One way to avoid claiming Social Security before maximum benefits is to retire only partially. “Retiring doesn’t have to be an all-or-nothing decision. Part-time work or consultancy—that can come in handy to bridge any financial gaps,” says Jill Hitchcock, senior executive vice president of the U.S. private client group of Fisher Investments.


If you decide to take Social Security before your full retirement benefits kick in, financial advisors say to earn only up to the limit for that year or penalties don’t make it worthwhile. In 2020, you can earn $18,240 and still collect Social Security. Earning more than that threshold, however, means you will have $1 withheld from your Social Security for every $2 earned above that limit.
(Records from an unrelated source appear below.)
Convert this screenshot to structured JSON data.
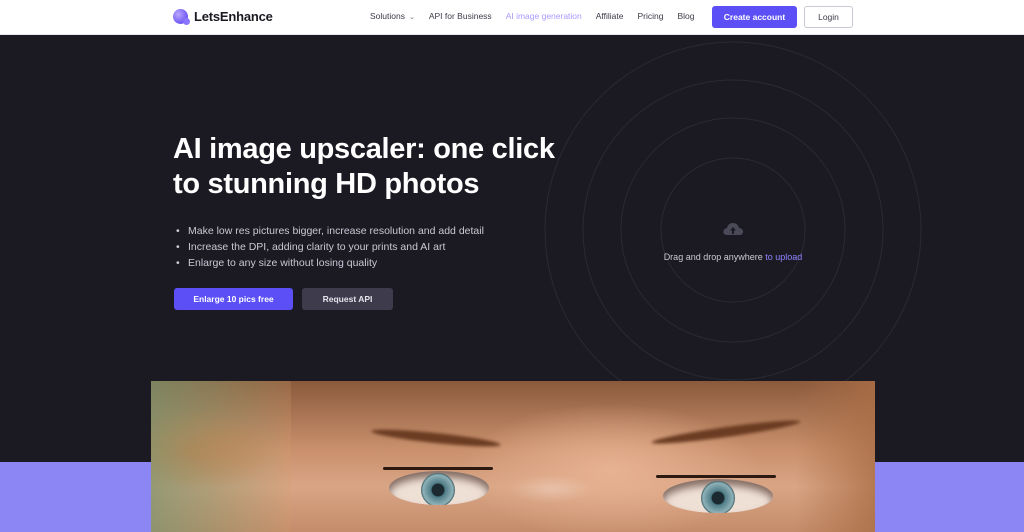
{
  "nav": {
    "logo_text": "LetsEnhance",
    "links": [
      {
        "label": "Solutions",
        "has_dropdown": true
      },
      {
        "label": "API for Business"
      },
      {
        "label": "AI image generation",
        "active": true
      },
      {
        "label": "Affiliate"
      },
      {
        "label": "Pricing"
      },
      {
        "label": "Blog"
      }
    ],
    "create_account": "Create account",
    "login": "Login"
  },
  "hero": {
    "headline_line1": "AI image upscaler: one click",
    "headline_line2": "to stunning HD photos",
    "bullets": [
      "Make low res pictures bigger, increase resolution and add detail",
      "Increase the DPI, adding clarity to your prints and AI art",
      "Enlarge to any size without losing quality"
    ],
    "primary_button": "Enlarge 10 pics free",
    "secondary_button": "Request API",
    "upload": {
      "icon": "cloud-upload-icon",
      "text": "Drag and drop anywhere",
      "link": "to upload"
    }
  },
  "colors": {
    "accent": "#5b4ff5",
    "hero_bg": "#1b1a23",
    "band": "#8b86f3",
    "link": "#8d83ff"
  }
}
Health-Care Considerations


Retiring early may equal the loss of employer-sponsored health insurance, assuming you had such a benefit. You can get an extension of your company’s health insurance through the federal Cobra law for typically 18 months. The catch, of course, is that the retiree must pay the entire cost of the health-insurance premium rather than just the portion usually paid as an employee. The cost can be substantial.


A retiree also may find private health insurance, such as under the Affordable Care Act’s federal exchanges. That would also be where to look when Cobra lapses and before Medicare eligibility kicks in at 65.


“Health care is the big elephant in the room until they’re Medicare eligible,” Bruno said. “Being on the open market for health insurance prior to Medicare means much more substantial costs.”


According to a Mercer-Vanguard research report, the premium cost of a typical bronze or silver plan on the federal exchanges at age 64 is about twice the cost of most Medicare coverage at age 65. For example, a silver plan on the marketplace would cost a 64-year-old $12,800 in premiums and out-of-pocket expenses.


Once 65, Medicare costs may be less but they’ll still be hefty. A typical 65-year-old woman, for example, was predicted to have $5,200 in annual health-care expenses in 2018, even with purchasing a Medicare supplement plan and a standard prescription plan, according to the research report from Mercer-Vanguard.


Still, even once someone qualifies for Medicare, many costs aren’t covered. Supplemental insurance and long-term care policies may be necessary to provide comfort against unexpected medical costs, said Jeffrey Herman, wealth planning strategist at JPMorgan Chase.


“Many people are living longer. The end of life and life expectancy has changed. You have to plan for that,” Herman said.